Mullen Praises Troops, Families on ‘Daily Show’
By Jim Garamone
American Forces Press Service
NEW YORK, Sept. 13, 2011 For a U.S. military leader trying to reach a different audience, it doesn’t get much more different than “The Daily Show” with Jon Stewart.
Navy Adm. Mike Mullen, chairman of the Joint Chiefs of Staff, talks with Jon Stewart, host of Comedy Central's "The Daily Show,” in New York, Sept. 12, 2011. The appearance was Mullen's third visit to the show, and his first since Stewart accompanied him on a USO troop visit to Afghanistan earlier in the summer. DOD photo by Navy Petty Officer 1st Class Chad J. McNeeley
(Click photo for screen-resolution image);high-resolution image available.
Navy Adm. Mike Mullen, chairman of the Joint Chiefs of Staff, was Stewart’s guest for the third time on the popular Comedy Central show last night.
Mullen joked with the satirist about his plans for retirement and his decision to join the Navy in 1964. And on a more serious note, he stressed the need for military leaders to hear a range of opinions before making decisions.

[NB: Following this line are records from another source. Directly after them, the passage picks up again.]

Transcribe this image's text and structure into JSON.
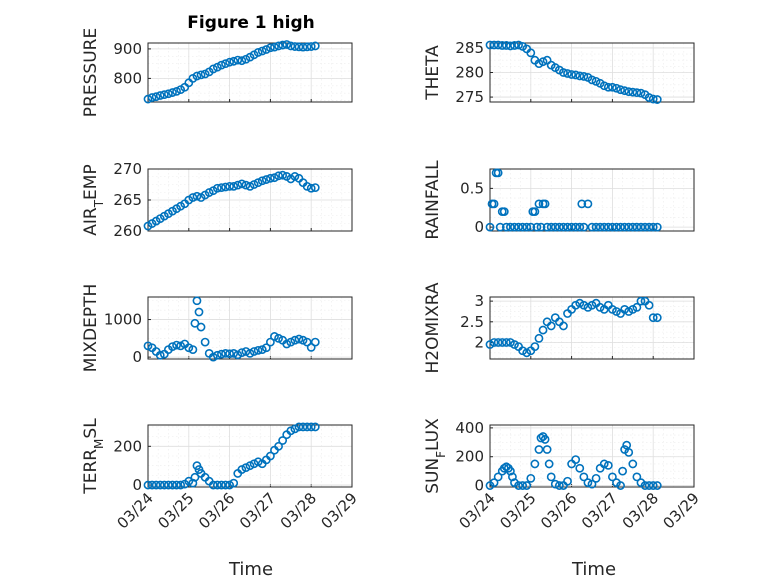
{
  "figure": {
    "title": "Figure 1 high",
    "xlabel": "Time",
    "marker_color": "#0072BD",
    "xticks": [
      "03/24",
      "03/25",
      "03/26",
      "03/27",
      "03/28",
      "03/29"
    ]
  },
  "chart_data": [
    {
      "type": "scatter",
      "ylabel": "PRESSURE",
      "ylim": [
        720,
        920
      ],
      "yticks": [
        800,
        900
      ],
      "xlim": [
        0,
        5
      ],
      "grid": true,
      "x": [
        0,
        0.1,
        0.2,
        0.3,
        0.4,
        0.5,
        0.6,
        0.7,
        0.8,
        0.9,
        1.0,
        1.1,
        1.2,
        1.3,
        1.4,
        1.5,
        1.6,
        1.7,
        1.8,
        1.9,
        2.0,
        2.1,
        2.2,
        2.3,
        2.4,
        2.5,
        2.6,
        2.7,
        2.8,
        2.9,
        3.0,
        3.1,
        3.2,
        3.3,
        3.4,
        3.5,
        3.6,
        3.7,
        3.8,
        3.9,
        4.0,
        4.1
      ],
      "y": [
        730,
        735,
        738,
        742,
        745,
        748,
        752,
        756,
        762,
        770,
        785,
        800,
        808,
        812,
        815,
        822,
        832,
        838,
        845,
        850,
        855,
        858,
        862,
        860,
        865,
        872,
        880,
        888,
        893,
        898,
        904,
        906,
        910,
        913,
        915,
        910,
        908,
        907,
        906,
        907,
        908,
        910
      ]
    },
    {
      "type": "scatter",
      "ylabel": "THETA",
      "ylim": [
        274,
        286
      ],
      "yticks": [
        275,
        280,
        285
      ],
      "xlim": [
        0,
        5
      ],
      "grid": true,
      "x": [
        0,
        0.1,
        0.2,
        0.3,
        0.4,
        0.5,
        0.6,
        0.7,
        0.8,
        0.9,
        1.0,
        1.1,
        1.2,
        1.3,
        1.4,
        1.5,
        1.6,
        1.7,
        1.8,
        1.9,
        2.0,
        2.1,
        2.2,
        2.3,
        2.4,
        2.5,
        2.6,
        2.7,
        2.8,
        2.9,
        3.0,
        3.1,
        3.2,
        3.3,
        3.4,
        3.5,
        3.6,
        3.7,
        3.8,
        3.9,
        4.0,
        4.1
      ],
      "y": [
        285.6,
        285.6,
        285.6,
        285.5,
        285.5,
        285.4,
        285.5,
        285.6,
        285.3,
        284.8,
        284,
        282.5,
        281.8,
        282.2,
        282.5,
        281.5,
        281,
        280.5,
        280,
        279.8,
        279.6,
        279.5,
        279.3,
        279.2,
        279,
        278.5,
        278.2,
        277.8,
        277.3,
        277,
        277,
        276.8,
        276.5,
        276.3,
        276.1,
        276,
        275.9,
        275.8,
        275.5,
        274.9,
        274.6,
        274.5
      ]
    },
    {
      "type": "scatter",
      "ylabel": "AIR_TEMP",
      "ylim": [
        260,
        270
      ],
      "yticks": [
        260,
        265,
        270
      ],
      "xlim": [
        0,
        5
      ],
      "grid": true,
      "x": [
        0,
        0.1,
        0.2,
        0.3,
        0.4,
        0.5,
        0.6,
        0.7,
        0.8,
        0.9,
        1.0,
        1.1,
        1.2,
        1.3,
        1.4,
        1.5,
        1.6,
        1.7,
        1.8,
        1.9,
        2.0,
        2.1,
        2.2,
        2.3,
        2.4,
        2.5,
        2.6,
        2.7,
        2.8,
        2.9,
        3.0,
        3.1,
        3.2,
        3.3,
        3.4,
        3.5,
        3.6,
        3.7,
        3.8,
        3.9,
        4.0,
        4.1
      ],
      "y": [
        260.8,
        261.2,
        261.6,
        262,
        262.4,
        262.8,
        263.2,
        263.6,
        264,
        264.4,
        265,
        265.4,
        265.6,
        265.4,
        265.8,
        266.2,
        266.5,
        266.9,
        267,
        267.1,
        267.2,
        267.2,
        267.4,
        267.6,
        267.4,
        267.2,
        267.5,
        267.8,
        268.1,
        268.3,
        268.5,
        268.6,
        268.9,
        269,
        268.8,
        268.4,
        268.8,
        268.5,
        267.8,
        267.2,
        266.9,
        267
      ]
    },
    {
      "type": "scatter",
      "ylabel": "RAINFALL",
      "ylim": [
        -0.05,
        0.75
      ],
      "yticks": [
        0,
        0.5
      ],
      "xlim": [
        0,
        5
      ],
      "grid": true,
      "x": [
        0,
        0.05,
        0.1,
        0.15,
        0.2,
        0.25,
        0.3,
        0.35,
        0.4,
        0.5,
        0.6,
        0.7,
        0.8,
        0.9,
        1.0,
        1.05,
        1.1,
        1.15,
        1.2,
        1.25,
        1.3,
        1.35,
        1.4,
        1.5,
        1.6,
        1.7,
        1.8,
        1.9,
        2.0,
        2.1,
        2.2,
        2.25,
        2.3,
        2.4,
        2.5,
        2.6,
        2.7,
        2.8,
        2.9,
        3.0,
        3.1,
        3.2,
        3.3,
        3.4,
        3.5,
        3.6,
        3.7,
        3.8,
        3.9,
        4.0,
        4.1
      ],
      "y": [
        0,
        0.3,
        0.3,
        0.7,
        0.7,
        0,
        0.2,
        0.2,
        0,
        0,
        0,
        0,
        0,
        0,
        0,
        0.2,
        0.2,
        0,
        0.3,
        0,
        0.3,
        0.3,
        0,
        0,
        0,
        0,
        0,
        0,
        0,
        0,
        0,
        0.3,
        0,
        0.3,
        0,
        0,
        0,
        0,
        0,
        0,
        0,
        0,
        0,
        0,
        0,
        0,
        0,
        0,
        0,
        0,
        0
      ]
    },
    {
      "type": "scatter",
      "ylabel": "MIXDEPTH",
      "ylim": [
        -50,
        1600
      ],
      "yticks": [
        0,
        1000
      ],
      "xlim": [
        0,
        5
      ],
      "grid": true,
      "x": [
        0,
        0.1,
        0.2,
        0.3,
        0.4,
        0.5,
        0.6,
        0.7,
        0.8,
        0.9,
        1.0,
        1.1,
        1.15,
        1.2,
        1.25,
        1.3,
        1.4,
        1.5,
        1.6,
        1.7,
        1.8,
        1.9,
        2.0,
        2.1,
        2.2,
        2.3,
        2.4,
        2.5,
        2.6,
        2.7,
        2.8,
        2.9,
        3.0,
        3.1,
        3.2,
        3.3,
        3.4,
        3.5,
        3.6,
        3.7,
        3.8,
        3.9,
        4.0,
        4.1
      ],
      "y": [
        300,
        250,
        150,
        50,
        80,
        200,
        280,
        320,
        300,
        350,
        250,
        200,
        900,
        1500,
        1200,
        800,
        400,
        100,
        0,
        50,
        80,
        100,
        90,
        100,
        60,
        120,
        150,
        100,
        150,
        180,
        200,
        250,
        400,
        550,
        500,
        450,
        350,
        400,
        450,
        480,
        450,
        400,
        260,
        400
      ]
    },
    {
      "type": "scatter",
      "ylabel": "H2OMIXRA",
      "ylim": [
        1.6,
        3.1
      ],
      "yticks": [
        2,
        2.5,
        3
      ],
      "xlim": [
        0,
        5
      ],
      "grid": true,
      "x": [
        0,
        0.1,
        0.2,
        0.3,
        0.4,
        0.5,
        0.6,
        0.7,
        0.8,
        0.9,
        1.0,
        1.1,
        1.2,
        1.3,
        1.4,
        1.5,
        1.6,
        1.7,
        1.8,
        1.9,
        2.0,
        2.1,
        2.2,
        2.3,
        2.4,
        2.5,
        2.6,
        2.7,
        2.8,
        2.9,
        3.0,
        3.1,
        3.2,
        3.3,
        3.4,
        3.5,
        3.6,
        3.7,
        3.8,
        3.9,
        4.0,
        4.1
      ],
      "y": [
        1.95,
        2,
        2,
        2,
        2,
        2,
        1.95,
        1.9,
        1.8,
        1.75,
        1.8,
        1.9,
        2.1,
        2.3,
        2.5,
        2.4,
        2.6,
        2.5,
        2.4,
        2.7,
        2.8,
        2.9,
        2.95,
        2.9,
        2.85,
        2.9,
        2.95,
        2.85,
        2.8,
        2.9,
        2.8,
        2.75,
        2.7,
        2.8,
        2.75,
        2.8,
        2.85,
        3,
        3,
        2.9,
        2.6,
        2.6
      ]
    },
    {
      "type": "scatter",
      "ylabel": "TERR_MSL",
      "ylim": [
        -10,
        310
      ],
      "yticks": [
        0,
        200
      ],
      "xlim": [
        0,
        5
      ],
      "grid": true,
      "x": [
        0,
        0.1,
        0.2,
        0.3,
        0.4,
        0.5,
        0.6,
        0.7,
        0.8,
        0.9,
        1.0,
        1.1,
        1.15,
        1.2,
        1.25,
        1.3,
        1.4,
        1.5,
        1.6,
        1.7,
        1.8,
        1.9,
        2.0,
        2.1,
        2.2,
        2.3,
        2.4,
        2.5,
        2.6,
        2.7,
        2.8,
        2.9,
        3.0,
        3.1,
        3.2,
        3.3,
        3.4,
        3.5,
        3.6,
        3.7,
        3.8,
        3.9,
        4.0,
        4.1
      ],
      "y": [
        0,
        0,
        0,
        0,
        0,
        0,
        0,
        0,
        0,
        5,
        20,
        10,
        40,
        100,
        80,
        60,
        40,
        20,
        0,
        0,
        0,
        0,
        0,
        10,
        60,
        80,
        90,
        100,
        110,
        120,
        110,
        130,
        150,
        180,
        200,
        230,
        260,
        280,
        290,
        300,
        300,
        300,
        300,
        300
      ]
    },
    {
      "type": "scatter",
      "ylabel": "SUN_FLUX",
      "ylim": [
        -10,
        420
      ],
      "yticks": [
        0,
        200,
        400
      ],
      "xlim": [
        0,
        5
      ],
      "grid": true,
      "x": [
        0,
        0.1,
        0.2,
        0.3,
        0.35,
        0.4,
        0.45,
        0.5,
        0.55,
        0.6,
        0.7,
        0.8,
        0.9,
        1.0,
        1.1,
        1.2,
        1.25,
        1.3,
        1.35,
        1.4,
        1.45,
        1.5,
        1.6,
        1.7,
        1.8,
        1.9,
        2.0,
        2.1,
        2.2,
        2.3,
        2.4,
        2.5,
        2.6,
        2.7,
        2.8,
        2.9,
        3.0,
        3.1,
        3.2,
        3.25,
        3.3,
        3.35,
        3.4,
        3.5,
        3.6,
        3.7,
        3.8,
        3.9,
        4.0,
        4.1
      ],
      "y": [
        0,
        20,
        60,
        100,
        120,
        130,
        120,
        100,
        60,
        20,
        0,
        0,
        0,
        50,
        150,
        250,
        330,
        340,
        320,
        250,
        150,
        60,
        10,
        0,
        0,
        30,
        150,
        180,
        120,
        60,
        20,
        10,
        50,
        120,
        150,
        140,
        60,
        20,
        0,
        100,
        250,
        280,
        230,
        150,
        60,
        20,
        0,
        0,
        0,
        0
      ]
    }
  ]
}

Stewart has been spending a lot of time with the chairman. He traveled to Afghanistan with Mullen this summer to thank troops in remote combat outposts and forward operating bases for their service. Stewart called it his “summer vacation.”
Mullen, whose father was a Hollywood publicist, joked about escaping Los Angeles in 1964 when he entered the U.S. Naval Academy in Annapolis, Md.

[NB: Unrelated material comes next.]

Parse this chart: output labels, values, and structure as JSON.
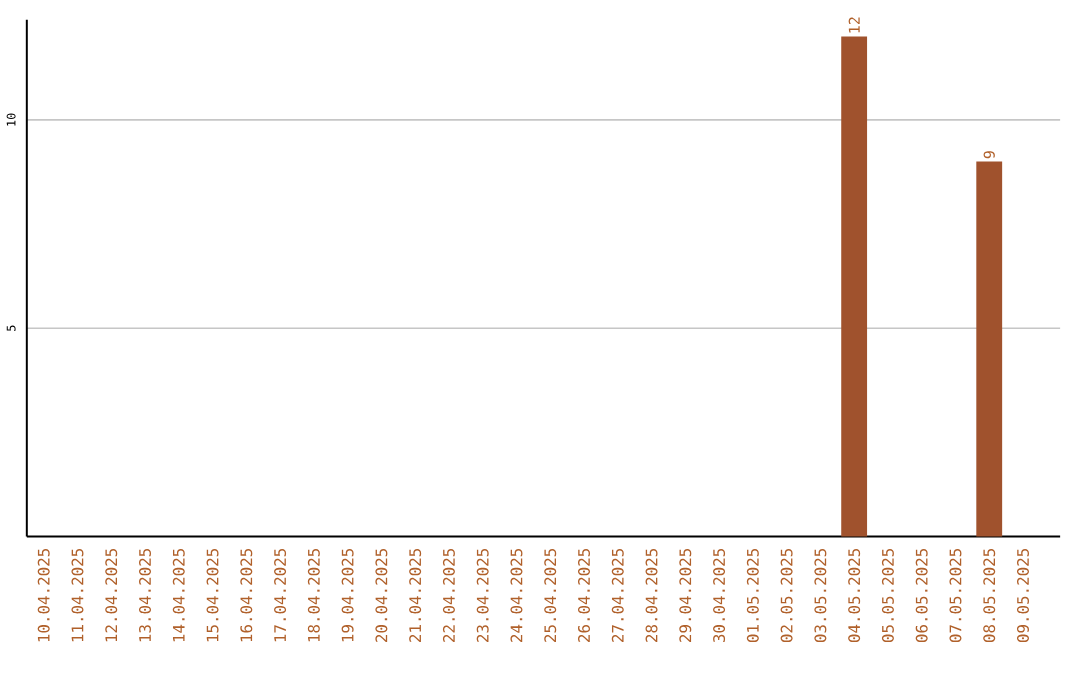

Stewart asked about the chairman’s plans after his retirement at the end of the month. “A long winter’s nap,” Mullen responded.
The discussion turned to weightier matters, and the chairman praised the men and women who are serving today. They have served multiple deployments, he noted, and have done everything the country has asked them to do.
“I’ve been doing this a long time -- since 1968 -- and unquestionably, they are superb,” he said.
Mullen said he and his wife, Deborah, who accompanied the chairman to the taping, try to represent the needs of service members and their families. “We try to stay in touch with them, so we understand what they are doing and what we are asking them to do, including the ultimate sacrifice,” the chairman told Stewart. “I tell them … there isn’t a decision I make or recommendation I make that doesn’t take their needs … into account. The strength of our military is those men and women and their families.”
During last month’s trip, Stewart said, he was surprised that Mullen had surrounded himself with people whose jobs were to challenge him and his thinking.
“What I’ve found over the years as I’ve gotten into jobs with more responsibility is the diversity of opinions and views is absolutely critical,” the chairman said. “It allows me, in the end, to make the best decision.”